Ces deux mesures ont besoin de textes d'application, et au 1er février 2026, ni le décret fixant la trajectoire ni celui listant les substances couvertes par la redevance n'étaient parus. Ce qui est arrivé, c'est le volet eau potable : le décret 2025-1287 du 22 décembre 2025 ajoute 20 PFAS au contrôle sanitaire obligatoire de l'eau du robinet dès le 1er janvier 2026, et deux de plus, le TFA et le 6:2 FTSA, au 1er janvier 2027.

Bruxelles suit avec quelques mois de retard, mais elle suit

L'interdiction française ne remplace pas le droit européen, elle le devance. Le règlement 2024/2462, adopté en septembre 2024, restreint le PFHxA et les substances apparentées au titre de REACH (le règlement européen sur l'enregistrement, l'évaluation, l'autorisation et la restriction des substances chimiques) et s'applique aux cosmétiques, aux vêtements et aux chaussures grand public à partir du 10 octobre 2026. Et la restriction générale proposée en janvier 2023 par le Danemark, l'Allemagne, les Pays-Bas, la Norvège et la Suède était toujours en cours d'évaluation par les comités scientifiques de l'ECHA début 2026, sans avis adopté.

Pour une entreprise qui vend dans plusieurs pays de l'Union, la séquence compte plus que le débat : les seuils français s'appliquent maintenant, les limites PFHxA en octobre 2026, et la restriction générale à une date que personne ne peut encore écrire.

Traitez donc la loi française comme la répétition générale de la loi européenne.
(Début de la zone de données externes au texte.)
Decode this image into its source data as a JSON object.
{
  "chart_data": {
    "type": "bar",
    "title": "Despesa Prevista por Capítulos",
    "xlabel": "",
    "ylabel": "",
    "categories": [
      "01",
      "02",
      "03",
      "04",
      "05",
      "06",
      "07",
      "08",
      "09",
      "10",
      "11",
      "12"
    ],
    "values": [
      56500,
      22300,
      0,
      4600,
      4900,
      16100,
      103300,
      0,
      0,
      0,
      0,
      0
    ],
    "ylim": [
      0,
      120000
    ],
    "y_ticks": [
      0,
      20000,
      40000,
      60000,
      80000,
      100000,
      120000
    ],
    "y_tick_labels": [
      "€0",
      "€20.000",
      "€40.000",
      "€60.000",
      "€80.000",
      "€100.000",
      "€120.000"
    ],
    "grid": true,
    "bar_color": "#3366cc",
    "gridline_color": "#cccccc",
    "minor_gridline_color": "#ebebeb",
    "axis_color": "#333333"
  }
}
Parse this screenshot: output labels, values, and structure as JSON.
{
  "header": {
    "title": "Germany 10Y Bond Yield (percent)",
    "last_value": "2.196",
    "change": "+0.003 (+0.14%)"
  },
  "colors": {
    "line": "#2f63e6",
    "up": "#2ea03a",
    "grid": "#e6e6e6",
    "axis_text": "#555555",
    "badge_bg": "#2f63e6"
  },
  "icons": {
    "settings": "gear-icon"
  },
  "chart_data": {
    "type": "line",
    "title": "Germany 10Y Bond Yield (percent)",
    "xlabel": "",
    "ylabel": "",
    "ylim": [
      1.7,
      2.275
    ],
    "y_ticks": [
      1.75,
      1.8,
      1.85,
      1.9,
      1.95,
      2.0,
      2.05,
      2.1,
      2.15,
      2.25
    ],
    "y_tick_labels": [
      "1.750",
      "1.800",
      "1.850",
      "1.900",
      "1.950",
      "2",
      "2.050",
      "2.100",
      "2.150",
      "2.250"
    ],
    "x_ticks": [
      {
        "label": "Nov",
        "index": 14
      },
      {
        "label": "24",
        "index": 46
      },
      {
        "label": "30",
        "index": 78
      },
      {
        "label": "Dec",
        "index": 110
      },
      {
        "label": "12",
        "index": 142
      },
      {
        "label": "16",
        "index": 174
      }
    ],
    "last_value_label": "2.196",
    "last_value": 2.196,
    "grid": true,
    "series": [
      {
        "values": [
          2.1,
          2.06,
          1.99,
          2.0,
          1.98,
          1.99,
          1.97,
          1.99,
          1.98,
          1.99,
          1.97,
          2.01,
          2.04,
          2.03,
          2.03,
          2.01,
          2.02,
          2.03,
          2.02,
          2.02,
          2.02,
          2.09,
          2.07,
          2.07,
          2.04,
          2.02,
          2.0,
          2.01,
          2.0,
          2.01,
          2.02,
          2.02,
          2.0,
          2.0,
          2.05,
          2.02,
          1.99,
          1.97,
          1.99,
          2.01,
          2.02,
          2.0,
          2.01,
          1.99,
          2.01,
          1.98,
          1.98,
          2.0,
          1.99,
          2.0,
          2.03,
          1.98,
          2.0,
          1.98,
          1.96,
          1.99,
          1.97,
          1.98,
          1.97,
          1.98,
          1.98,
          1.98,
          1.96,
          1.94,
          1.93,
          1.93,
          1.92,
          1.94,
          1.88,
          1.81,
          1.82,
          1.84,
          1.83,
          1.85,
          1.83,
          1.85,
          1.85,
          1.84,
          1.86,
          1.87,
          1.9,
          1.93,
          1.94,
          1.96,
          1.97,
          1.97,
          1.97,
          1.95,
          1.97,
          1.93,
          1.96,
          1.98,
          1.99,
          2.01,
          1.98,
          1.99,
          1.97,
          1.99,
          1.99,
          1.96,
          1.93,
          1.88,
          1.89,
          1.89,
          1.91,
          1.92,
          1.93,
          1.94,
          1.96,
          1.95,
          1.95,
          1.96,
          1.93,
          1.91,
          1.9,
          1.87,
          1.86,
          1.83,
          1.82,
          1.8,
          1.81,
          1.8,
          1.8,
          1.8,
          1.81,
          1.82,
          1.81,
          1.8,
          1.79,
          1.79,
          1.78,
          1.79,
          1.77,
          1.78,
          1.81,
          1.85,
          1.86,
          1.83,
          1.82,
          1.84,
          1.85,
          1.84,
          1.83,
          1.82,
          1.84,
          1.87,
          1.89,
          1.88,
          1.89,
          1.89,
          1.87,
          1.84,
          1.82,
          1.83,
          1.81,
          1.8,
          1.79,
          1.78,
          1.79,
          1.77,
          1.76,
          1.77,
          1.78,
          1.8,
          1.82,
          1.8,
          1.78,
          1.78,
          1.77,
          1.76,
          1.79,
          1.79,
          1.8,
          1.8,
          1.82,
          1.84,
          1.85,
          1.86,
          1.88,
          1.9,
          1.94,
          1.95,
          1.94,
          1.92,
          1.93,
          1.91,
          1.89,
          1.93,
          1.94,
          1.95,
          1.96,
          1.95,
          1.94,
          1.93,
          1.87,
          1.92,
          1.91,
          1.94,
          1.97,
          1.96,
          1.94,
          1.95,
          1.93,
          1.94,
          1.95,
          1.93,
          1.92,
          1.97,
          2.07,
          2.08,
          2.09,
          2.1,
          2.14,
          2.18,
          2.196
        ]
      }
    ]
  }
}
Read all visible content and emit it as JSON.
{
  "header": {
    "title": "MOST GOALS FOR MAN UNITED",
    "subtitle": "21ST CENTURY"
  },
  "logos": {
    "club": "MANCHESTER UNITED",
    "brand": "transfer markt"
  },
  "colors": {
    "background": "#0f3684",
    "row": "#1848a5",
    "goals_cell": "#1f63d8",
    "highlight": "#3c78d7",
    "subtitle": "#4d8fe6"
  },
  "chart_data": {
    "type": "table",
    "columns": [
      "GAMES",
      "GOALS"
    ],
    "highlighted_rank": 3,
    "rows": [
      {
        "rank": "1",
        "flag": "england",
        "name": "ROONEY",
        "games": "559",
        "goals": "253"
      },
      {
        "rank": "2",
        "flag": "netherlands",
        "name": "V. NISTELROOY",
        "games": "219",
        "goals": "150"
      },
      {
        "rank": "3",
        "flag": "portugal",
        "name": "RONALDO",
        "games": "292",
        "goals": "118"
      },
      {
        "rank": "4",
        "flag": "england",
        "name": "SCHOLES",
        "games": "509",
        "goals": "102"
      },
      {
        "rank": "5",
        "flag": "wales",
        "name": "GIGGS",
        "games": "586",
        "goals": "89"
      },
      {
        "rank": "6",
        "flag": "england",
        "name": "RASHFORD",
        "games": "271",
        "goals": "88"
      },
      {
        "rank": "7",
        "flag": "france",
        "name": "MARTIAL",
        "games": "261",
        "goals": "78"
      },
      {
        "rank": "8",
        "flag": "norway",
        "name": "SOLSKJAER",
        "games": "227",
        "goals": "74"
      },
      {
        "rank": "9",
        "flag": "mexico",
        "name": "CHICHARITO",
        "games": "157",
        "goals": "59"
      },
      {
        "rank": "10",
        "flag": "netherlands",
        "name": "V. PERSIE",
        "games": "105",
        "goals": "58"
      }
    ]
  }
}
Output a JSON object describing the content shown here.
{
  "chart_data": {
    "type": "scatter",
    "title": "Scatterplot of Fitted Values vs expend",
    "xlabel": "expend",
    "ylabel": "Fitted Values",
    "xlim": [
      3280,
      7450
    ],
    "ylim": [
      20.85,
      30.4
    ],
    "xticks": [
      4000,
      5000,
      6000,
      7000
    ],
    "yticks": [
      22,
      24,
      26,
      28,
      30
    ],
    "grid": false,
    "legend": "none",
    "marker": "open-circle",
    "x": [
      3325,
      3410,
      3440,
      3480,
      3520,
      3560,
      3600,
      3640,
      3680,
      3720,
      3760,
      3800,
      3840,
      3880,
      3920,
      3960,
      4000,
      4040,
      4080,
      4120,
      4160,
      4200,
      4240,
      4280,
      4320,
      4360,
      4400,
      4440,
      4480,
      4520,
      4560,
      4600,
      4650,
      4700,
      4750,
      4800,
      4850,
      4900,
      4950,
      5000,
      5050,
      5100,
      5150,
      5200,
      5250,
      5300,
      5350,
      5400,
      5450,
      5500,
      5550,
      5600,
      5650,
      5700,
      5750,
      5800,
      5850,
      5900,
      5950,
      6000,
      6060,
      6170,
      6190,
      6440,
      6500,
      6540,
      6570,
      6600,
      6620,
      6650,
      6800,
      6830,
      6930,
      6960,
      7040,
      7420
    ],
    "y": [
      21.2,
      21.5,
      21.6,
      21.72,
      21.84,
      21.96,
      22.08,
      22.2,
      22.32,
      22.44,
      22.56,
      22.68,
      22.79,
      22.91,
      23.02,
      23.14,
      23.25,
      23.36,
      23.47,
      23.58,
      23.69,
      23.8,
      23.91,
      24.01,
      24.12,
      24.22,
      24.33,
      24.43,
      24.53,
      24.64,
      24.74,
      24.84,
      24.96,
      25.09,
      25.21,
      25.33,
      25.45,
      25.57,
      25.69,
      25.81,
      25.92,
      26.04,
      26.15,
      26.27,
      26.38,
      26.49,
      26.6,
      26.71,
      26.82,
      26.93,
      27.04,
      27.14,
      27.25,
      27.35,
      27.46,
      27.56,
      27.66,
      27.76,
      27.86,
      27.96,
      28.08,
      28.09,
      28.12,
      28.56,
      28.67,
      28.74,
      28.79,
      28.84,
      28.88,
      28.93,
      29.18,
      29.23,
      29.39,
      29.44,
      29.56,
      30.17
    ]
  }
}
Testez vos références à risque contre les seuils de 25 ppb, 250 ppb et 50 ppm, datez votre inventaire de stocks, et exigez de vos fournisseurs des déclarations qui nomment une méthode et un résultat plutôt qu'une promesse.

Questions fréquentes

Quels produits sont interdits en France depuis le 1er janvier 2026 ?

Les cosmétiques, les farts de ski, les textiles d'habillement, les chaussures et leurs agents imperméabilisants contenant des PFAS au-delà de seuils résiduels, en application de la loi 2025-188. Les équipements de protection, les équipements de défense et de sécurité civile et les vêtements composés d'au moins 20 % de matières recyclées post-consommation sont exemptés.

Un produit contenant des traces de PFAS est-il illégal en France ?

Non. Le décret 2025-1376 fixe des seuils résiduels en dessous desquels un produit reste légal : 25 ppb pour un PFAS seul, 250 ppb pour la somme des PFAS ciblés et 50 ppm pour les PFAS totaux, polymères compris.

Peut-on encore vendre les stocks fabriqués avant 2026 ?

Oui, pendant douze mois. Les produits fabriqués avant le 1er janvier 2026 peuvent être vendus ou exportés jusqu'au 31 décembre 2026. Après cette date, leur vente et leur export sont interdits.

La loi française remplace-t-elle la restriction européenne ?

Non. Elle ne s'applique qu'en France et devance le droit européen. La restriction PFHxA s'applique aux cosmétiques, aux vêtements et aux chaussures à partir du 10 octobre 2026, et la restriction générale des PFAS était toujours en évaluation à l'ECHA début 2026.